Отъезжать родственникам в августе, а пока – первые числа июня.
1
Александр Ильич уже шестой год как гражданин государства Израиль. Еврей не еврей, но внешне стал выглядеть чужеземцем.
– Санька-то, глянь, Лариса: стал, бедняга, точно головёшка, – в аэропорту насмешливо прищуривался младший брат на шедшего к нему с распростёртыми руками старшого, вспаренного, раскрасневшегося, но с очевидными признаками кофейного загара.
– Ты бы поласковее с братом-то, Миша, – шепнула нарядная, взволнованная Лариса Фёдоровна, с тревогой заглядывая с боку в азартное лицо своего коренастого, но с мальчиковато разлохмаченной причёской супруга.
Волосы у Михаила Ильича, следует отметить, были весьма своеобразными, в чём-то отражая и весь его непростой норов: как бы старательно не расчёсывал их, как бы не прилизывал водой, а они через минуту-другую вставали дыбом – «в разлохматку», посмеивались люди.
– Приласкаю, приголублю… утюжком, – с рассеянной насмешливостью ответил Михаил Ильич, подтягивая рукава выцветшей рубахи, будто встречал брата для того, чтобы побороться с ним.
Лариса Фёдоровна дома уламывала супруга, чтобы надел он не эту «ужасную» выцветшую рабочую «дерюгу», а – «что поприличнее, ведь не бедные всё же мы». Однако Михаил Ильич не захотел, заупрямился: не любил празднично одеваться, «выпендриваться». Только пыль и соринки смоченными ладонями стряхнул с себя и – «Вот он я, жена: при параде!».

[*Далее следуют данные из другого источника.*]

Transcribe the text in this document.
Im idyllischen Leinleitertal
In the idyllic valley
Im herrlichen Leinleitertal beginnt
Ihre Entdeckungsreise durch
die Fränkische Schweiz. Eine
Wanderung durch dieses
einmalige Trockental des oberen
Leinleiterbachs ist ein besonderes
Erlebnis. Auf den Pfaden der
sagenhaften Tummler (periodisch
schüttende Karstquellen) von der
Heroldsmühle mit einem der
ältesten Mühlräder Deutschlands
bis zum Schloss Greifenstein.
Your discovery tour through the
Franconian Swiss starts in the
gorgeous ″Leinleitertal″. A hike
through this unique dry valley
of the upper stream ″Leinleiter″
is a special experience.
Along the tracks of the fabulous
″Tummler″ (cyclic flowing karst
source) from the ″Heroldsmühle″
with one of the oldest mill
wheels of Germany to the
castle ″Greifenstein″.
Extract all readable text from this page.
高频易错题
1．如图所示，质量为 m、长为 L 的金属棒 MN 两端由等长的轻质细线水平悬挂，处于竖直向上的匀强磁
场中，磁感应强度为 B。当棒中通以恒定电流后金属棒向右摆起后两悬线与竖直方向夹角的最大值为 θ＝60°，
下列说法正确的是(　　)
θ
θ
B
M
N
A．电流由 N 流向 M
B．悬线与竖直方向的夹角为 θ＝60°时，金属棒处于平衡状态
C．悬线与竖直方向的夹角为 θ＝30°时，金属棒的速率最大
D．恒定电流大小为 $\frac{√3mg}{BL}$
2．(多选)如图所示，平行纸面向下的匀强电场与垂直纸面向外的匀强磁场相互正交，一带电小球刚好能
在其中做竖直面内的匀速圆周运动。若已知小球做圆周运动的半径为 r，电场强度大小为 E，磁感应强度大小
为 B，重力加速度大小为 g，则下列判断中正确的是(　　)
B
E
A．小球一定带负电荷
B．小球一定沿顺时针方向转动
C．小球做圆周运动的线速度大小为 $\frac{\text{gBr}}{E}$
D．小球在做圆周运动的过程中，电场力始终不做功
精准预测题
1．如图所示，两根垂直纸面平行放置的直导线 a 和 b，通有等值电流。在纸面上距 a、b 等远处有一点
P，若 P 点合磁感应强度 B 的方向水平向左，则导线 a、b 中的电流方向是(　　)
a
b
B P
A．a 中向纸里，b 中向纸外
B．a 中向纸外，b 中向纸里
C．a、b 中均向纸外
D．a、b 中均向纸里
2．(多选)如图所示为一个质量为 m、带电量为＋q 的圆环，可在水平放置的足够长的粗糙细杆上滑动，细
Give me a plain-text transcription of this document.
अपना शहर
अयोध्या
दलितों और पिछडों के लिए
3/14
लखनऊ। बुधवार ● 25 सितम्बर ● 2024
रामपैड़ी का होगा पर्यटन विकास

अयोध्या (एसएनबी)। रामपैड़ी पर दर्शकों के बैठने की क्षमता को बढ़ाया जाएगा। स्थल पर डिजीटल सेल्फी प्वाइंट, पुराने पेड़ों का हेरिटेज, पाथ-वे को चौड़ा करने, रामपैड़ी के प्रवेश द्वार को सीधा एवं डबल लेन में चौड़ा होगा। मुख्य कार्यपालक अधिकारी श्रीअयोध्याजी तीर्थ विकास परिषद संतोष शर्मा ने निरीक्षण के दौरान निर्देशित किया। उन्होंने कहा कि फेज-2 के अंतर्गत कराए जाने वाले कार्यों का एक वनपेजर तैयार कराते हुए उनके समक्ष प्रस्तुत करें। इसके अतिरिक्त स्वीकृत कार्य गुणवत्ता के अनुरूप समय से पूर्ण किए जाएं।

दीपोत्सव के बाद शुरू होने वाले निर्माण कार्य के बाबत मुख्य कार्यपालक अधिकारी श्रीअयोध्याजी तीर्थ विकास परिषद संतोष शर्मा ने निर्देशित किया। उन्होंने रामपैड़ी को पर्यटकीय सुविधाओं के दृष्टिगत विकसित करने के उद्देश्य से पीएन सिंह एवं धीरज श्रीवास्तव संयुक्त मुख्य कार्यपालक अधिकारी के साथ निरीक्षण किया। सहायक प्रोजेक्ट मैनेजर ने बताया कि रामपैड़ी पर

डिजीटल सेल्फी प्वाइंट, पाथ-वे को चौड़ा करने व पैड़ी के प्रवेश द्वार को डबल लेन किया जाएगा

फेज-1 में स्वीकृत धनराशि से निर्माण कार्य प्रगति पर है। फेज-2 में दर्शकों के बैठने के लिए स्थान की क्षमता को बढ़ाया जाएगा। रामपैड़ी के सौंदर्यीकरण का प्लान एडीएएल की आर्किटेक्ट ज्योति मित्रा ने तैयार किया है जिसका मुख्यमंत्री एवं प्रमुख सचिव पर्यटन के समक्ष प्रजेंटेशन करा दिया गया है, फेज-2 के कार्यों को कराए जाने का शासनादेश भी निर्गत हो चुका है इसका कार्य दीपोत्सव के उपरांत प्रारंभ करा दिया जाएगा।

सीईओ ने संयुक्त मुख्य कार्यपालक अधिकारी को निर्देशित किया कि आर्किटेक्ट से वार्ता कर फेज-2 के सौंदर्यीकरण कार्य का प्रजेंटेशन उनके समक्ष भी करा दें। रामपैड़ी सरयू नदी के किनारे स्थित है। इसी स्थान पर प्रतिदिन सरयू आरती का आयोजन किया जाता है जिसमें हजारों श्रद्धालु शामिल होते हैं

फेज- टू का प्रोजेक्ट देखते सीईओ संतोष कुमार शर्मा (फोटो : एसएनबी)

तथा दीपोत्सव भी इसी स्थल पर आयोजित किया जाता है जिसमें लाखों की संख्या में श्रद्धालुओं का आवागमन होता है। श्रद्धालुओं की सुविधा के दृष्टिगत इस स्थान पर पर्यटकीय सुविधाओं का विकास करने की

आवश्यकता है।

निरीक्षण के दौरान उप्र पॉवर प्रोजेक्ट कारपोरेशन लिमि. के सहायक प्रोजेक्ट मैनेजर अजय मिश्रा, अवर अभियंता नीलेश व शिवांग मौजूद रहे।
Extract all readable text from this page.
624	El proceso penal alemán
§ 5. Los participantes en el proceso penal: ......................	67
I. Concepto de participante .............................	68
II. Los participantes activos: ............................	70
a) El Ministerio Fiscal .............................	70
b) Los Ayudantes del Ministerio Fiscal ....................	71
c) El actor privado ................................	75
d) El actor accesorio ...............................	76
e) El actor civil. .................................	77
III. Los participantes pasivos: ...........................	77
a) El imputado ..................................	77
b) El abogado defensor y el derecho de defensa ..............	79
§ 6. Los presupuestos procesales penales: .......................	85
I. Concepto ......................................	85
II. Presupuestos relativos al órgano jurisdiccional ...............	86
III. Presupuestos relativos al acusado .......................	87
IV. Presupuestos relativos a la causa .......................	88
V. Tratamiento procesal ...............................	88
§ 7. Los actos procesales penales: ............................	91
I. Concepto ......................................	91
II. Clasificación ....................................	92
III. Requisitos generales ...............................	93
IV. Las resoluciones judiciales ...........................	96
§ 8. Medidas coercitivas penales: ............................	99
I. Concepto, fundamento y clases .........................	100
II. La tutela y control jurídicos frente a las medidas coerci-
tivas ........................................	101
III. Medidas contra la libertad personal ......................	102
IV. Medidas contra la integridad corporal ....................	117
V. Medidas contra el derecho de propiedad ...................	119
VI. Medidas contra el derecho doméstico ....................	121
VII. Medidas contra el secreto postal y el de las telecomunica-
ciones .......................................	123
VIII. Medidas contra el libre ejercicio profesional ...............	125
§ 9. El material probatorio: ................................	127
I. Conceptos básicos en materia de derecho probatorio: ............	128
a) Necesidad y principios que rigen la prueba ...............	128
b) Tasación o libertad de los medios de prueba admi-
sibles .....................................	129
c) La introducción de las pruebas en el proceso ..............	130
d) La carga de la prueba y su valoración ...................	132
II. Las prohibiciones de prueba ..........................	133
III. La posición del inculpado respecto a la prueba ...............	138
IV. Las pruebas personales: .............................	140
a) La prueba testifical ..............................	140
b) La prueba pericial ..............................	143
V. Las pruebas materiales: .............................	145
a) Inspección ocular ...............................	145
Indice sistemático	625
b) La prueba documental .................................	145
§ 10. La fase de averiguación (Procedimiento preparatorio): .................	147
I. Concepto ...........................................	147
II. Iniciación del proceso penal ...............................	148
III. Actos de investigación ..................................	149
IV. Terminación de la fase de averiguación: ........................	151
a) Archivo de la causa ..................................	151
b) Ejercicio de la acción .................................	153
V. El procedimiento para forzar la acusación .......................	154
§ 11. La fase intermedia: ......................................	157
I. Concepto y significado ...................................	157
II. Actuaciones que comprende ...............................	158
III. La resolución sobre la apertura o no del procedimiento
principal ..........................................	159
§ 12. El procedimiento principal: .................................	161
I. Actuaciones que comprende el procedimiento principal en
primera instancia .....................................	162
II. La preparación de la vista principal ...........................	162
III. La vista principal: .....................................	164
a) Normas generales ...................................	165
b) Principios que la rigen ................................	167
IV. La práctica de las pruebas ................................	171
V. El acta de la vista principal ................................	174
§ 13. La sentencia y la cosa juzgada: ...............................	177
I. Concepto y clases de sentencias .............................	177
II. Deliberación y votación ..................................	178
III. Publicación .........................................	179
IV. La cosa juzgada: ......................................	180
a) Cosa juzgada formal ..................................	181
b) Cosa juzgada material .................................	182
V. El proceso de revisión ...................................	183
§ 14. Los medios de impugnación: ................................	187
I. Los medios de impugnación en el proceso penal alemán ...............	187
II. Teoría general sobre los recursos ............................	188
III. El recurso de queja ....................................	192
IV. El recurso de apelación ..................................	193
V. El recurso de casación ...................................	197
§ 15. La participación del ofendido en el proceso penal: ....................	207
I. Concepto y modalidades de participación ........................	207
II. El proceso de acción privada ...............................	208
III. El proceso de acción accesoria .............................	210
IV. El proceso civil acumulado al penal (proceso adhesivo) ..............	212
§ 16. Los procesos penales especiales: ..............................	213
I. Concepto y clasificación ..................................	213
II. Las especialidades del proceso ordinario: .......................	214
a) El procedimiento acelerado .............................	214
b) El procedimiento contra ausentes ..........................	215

– У вас что там, брательник, солнце и по ночам палит? Чёрный весь заделался, чисто негр. Ну, здравствуй, родной, здравствуй! – крепко обнимал и лобызал Михаил Ильич упревшего в самолёте и в аэропортовском автобусе кругленького, ухоженного, с персикового отлива залысиной Александра Ильича. – Одеваешься, посмотрю, брательник, – ну, просто футы-гнуты: весь в моднячих джинса́х и надписях с рожами, как подросток какой малохольный, – поддел старшого в своей обычной ироничной, но добродушной манере младший, отодвигая его от себя и с оценочной насмешливостью оглядывая с ног до головы.
– Да уж так весь мир лет сто одевается, сердешный ты мой Критикунчик, – ласково отбивался старший, обнимая брата. Критикунчиком Неборакова-младшего с детства величали в родне.
Потом Александр Ильич спросил, с важностью повёртывая в руке блестящей карточкой:
– Не вижу, где тут у вас банкоматы?
– Маты? У нас? – притворился тугим на ухо младший. – Завсегда, родной ты мой, пожалсте! Подойди к любому нашенскому мужику, вон хоть к тому бугаю, да подковырни его. Э-э-х! он тебе такой выдаст мат, что до любого банка запросто добежишь.
Старшой строго подвигал густыми седыми бровями, делавшими его похожим на Брежнева:
– К нашенскому, к вашенскому!.. Вечно ты, Михайла, со своими шуточками.
И дома за праздничным столом во дворе под навесом младший не унимался – всё поддевал старшого. Что ни мысль разовьёт Александр Ильич, то непременно как-нибудь о долларе помянёт, а младший ввернёт что-нибудь.